Secondary sexual characteristics are virtually non-existent or only partially present. Typically, untreated men with Kallmann syndrome have high-pitched voices, little redistributed muscle tissue and testes the size of those of pre-pubertal boys (normally less than 4ml in size). A small percentage of men with Kallmann syndrome are also born with undescended testes and a small penis, known as microphallus, however these symptoms are not unique to Kallmann syndrome.

It is possible to induce puberty artificially through hormonal replacement therapy, normally with testosterone but just like normal puberty, artificial inducement may take several years. If testosterone is used it will not be a totally normal puberty as there will be no testicular enlargement. If treatment is started at the appropriate age all the other secondary sexual characteristics should develop as normal. 

However, even once the secondary sexual characteristics have been restored treatment normally will have to continue on a permanent basis.

Fertility treatments are also available which can be successful for the majority of men with Kallmann syndrome, however there are a number of factors doctors will have to take into account before deciding on starting treatment. 

The woman with Kallmann syndrome.

An untreated woman with Kallmann syndrome will also not develop the normal secondary sexual characteristics and normally be infertile. The hips will not widen, there will be little breast development and space pubic hair growth. Internally the uterus will remain small in size and the ovaries will not be functional.

Unlike men where there is no testicular growth so there are no sperm cells in women with Kallmann syndrome the ovaries do normally contain the normal number of immature eggs. However without the influence of LH and FSH from the pituitary the eggs are not able to mature and there is very little production of oestrogen and progesterone. 

In the answer to Question 6 the normal menstrual cycle was discussed. Since both LH and FSH help to regulate the menstrual cycle, their absence results in the lack of menstruation. This is called primary amenorrhea. There are many different causes of amenorrhea in women, both medical and environmental and it is sometimes the case that Kallmann syndrome is quite low down the list of possible causes and can be easily overlooked.
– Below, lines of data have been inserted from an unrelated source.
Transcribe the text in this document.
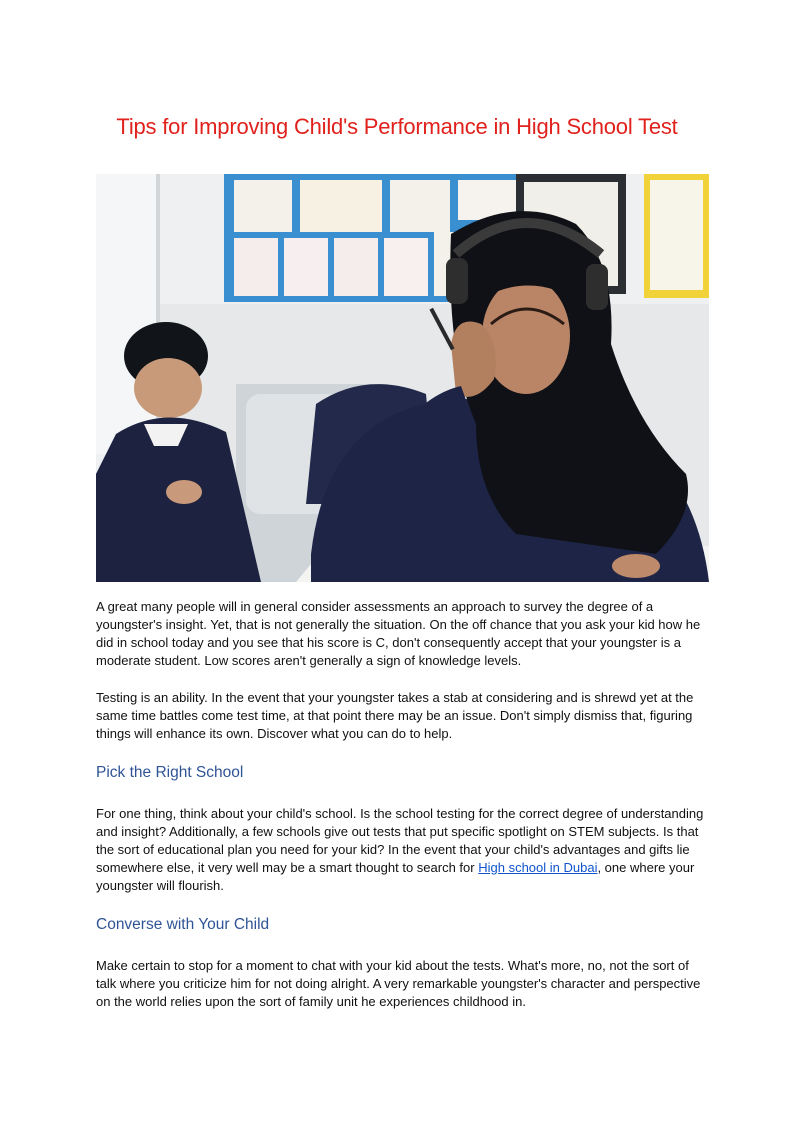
Tips for Improving Child's Performance in High School Test

A great many people will in general consider assessments an approach to survey the degree of a youngster's insight. Yet, that is not generally the situation. On the off chance that you ask your kid how he did in school today and you see that his score is C, don't consequently accept that your youngster is a moderate student. Low scores aren't generally a sign of knowledge levels.

Testing is an ability. In the event that your youngster takes a stab at considering and is shrewd yet at the same time battles come test time, at that point there may be an issue. Don't simply dismiss that, figuring things will enhance its own. Discover what you can do to help.

Pick the Right School

For one thing, think about your child's school. Is the school testing for the correct degree of understanding and insight? Additionally, a few schools give out tests that put specific spotlight on STEM subjects. Is that the sort of educational plan you need for your kid? In the event that your child's advantages and gifts lie somewhere else, it very well may be a smart thought to search for High school in Dubai, one where your youngster will flourish.

Converse with Your Child

Make certain to stop for a moment to chat with your kid about the tests. What's more, no, not the sort of talk where you criticize him for not doing alright. A very remarkable youngster's character and perspective on the world relies upon the sort of family unit he experiences childhood in.
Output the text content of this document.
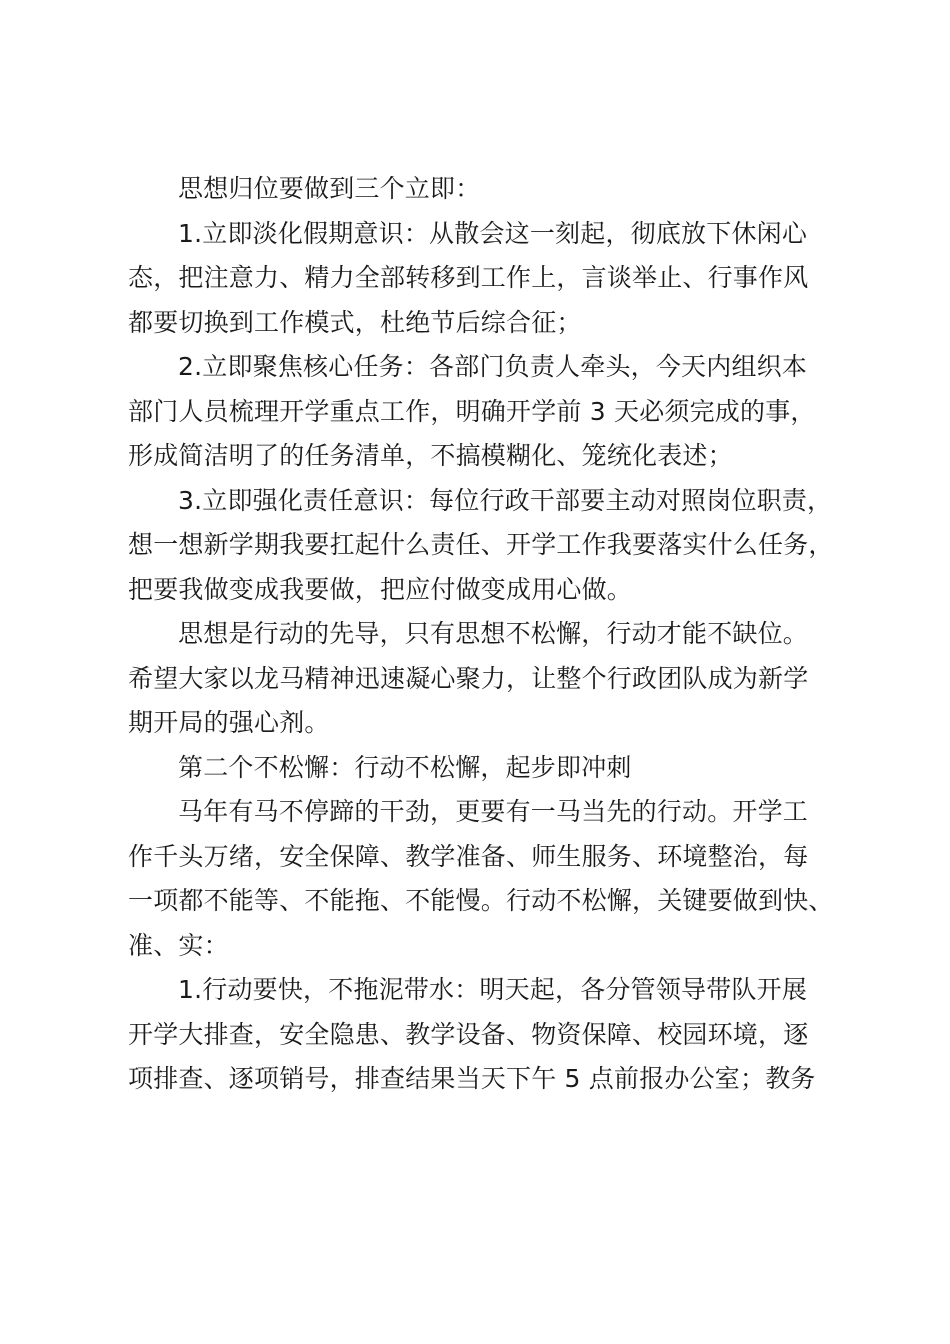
思想归位要做到三个立即：
1.立即淡化假期意识：从散会这一刻起，彻底放下休闲心
态，把注意力、精力全部转移到工作上，言谈举止、行事作风
都要切换到工作模式，杜绝节后综合征；
2.立即聚焦核心任务：各部门负责人牵头，今天内组织本
部门人员梳理开学重点工作，明确开学前 3 天必须完成的事，
形成简洁明了的任务清单，不搞模糊化、笼统化表述；
3.立即强化责任意识：每位行政干部要主动对照岗位职责，
想一想新学期我要扛起什么责任、开学工作我要落实什么任务，
把要我做变成我要做，把应付做变成用心做。
思想是行动的先导，只有思想不松懈，行动才能不缺位。
希望大家以龙马精神迅速凝心聚力，让整个行政团队成为新学
期开局的强心剂。
第二个不松懈：行动不松懈，起步即冲刺
马年有马不停蹄的干劲，更要有一马当先的行动。开学工
作千头万绪，安全保障、教学准备、师生服务、环境整治，每
一项都不能等、不能拖、不能慢。行动不松懈，关键要做到快、
准、实：
1.行动要快，不拖泥带水：明天起，各分管领导带队开展
开学大排查，安全隐患、教学设备、物资保障、校园环境，逐
项排查、逐项销号，排查结果当天下午 5 点前报办公室；教务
Figure 8 illustrates why amenorrhea occurs in women with Kallmann syndrome. Amenorrhoea occurs because there is no LH or FSH produced by pituitary and therefore the ovaries cannot manufacture the required amounts of oestrogen and progesterone.

As with males a very small amount of oestrogen is produced by the adrenal glands but this normal not sufficient for the normal working of the body. With these extremely low hormone levels (progesterone in particular), the uterus cannot work properly because its active layer (endometrium) fails to thicken.

The lack of menstruation can be corrected with the use of hormone replacement therapy. Several different types of therapy are available on the NHS and in almost all cases, the normal menstrual cycle can be simulated as closely as possible for as long as treatment is given. If treatment is stopped though, the menstrual cycle can no longer be maintained and amenorrhoea eventually returns. Hormone replacement therapy is discussed in more detail later in the answers to Questions 19 and 24.

Initial treatment for younger women with Kallmann syndrome is often with oestrogen only to allow the full development of the secondary sexual characteristics. Only later is progesterone added to allow for the healthy development of the uterine lining.

Sometimes women are prescribed the combined oral contraceptive pill which contains both oestrogen and progesterone. A one week gap every month or three months allows the uterine lining to be shed to mimic a menstrual bleed.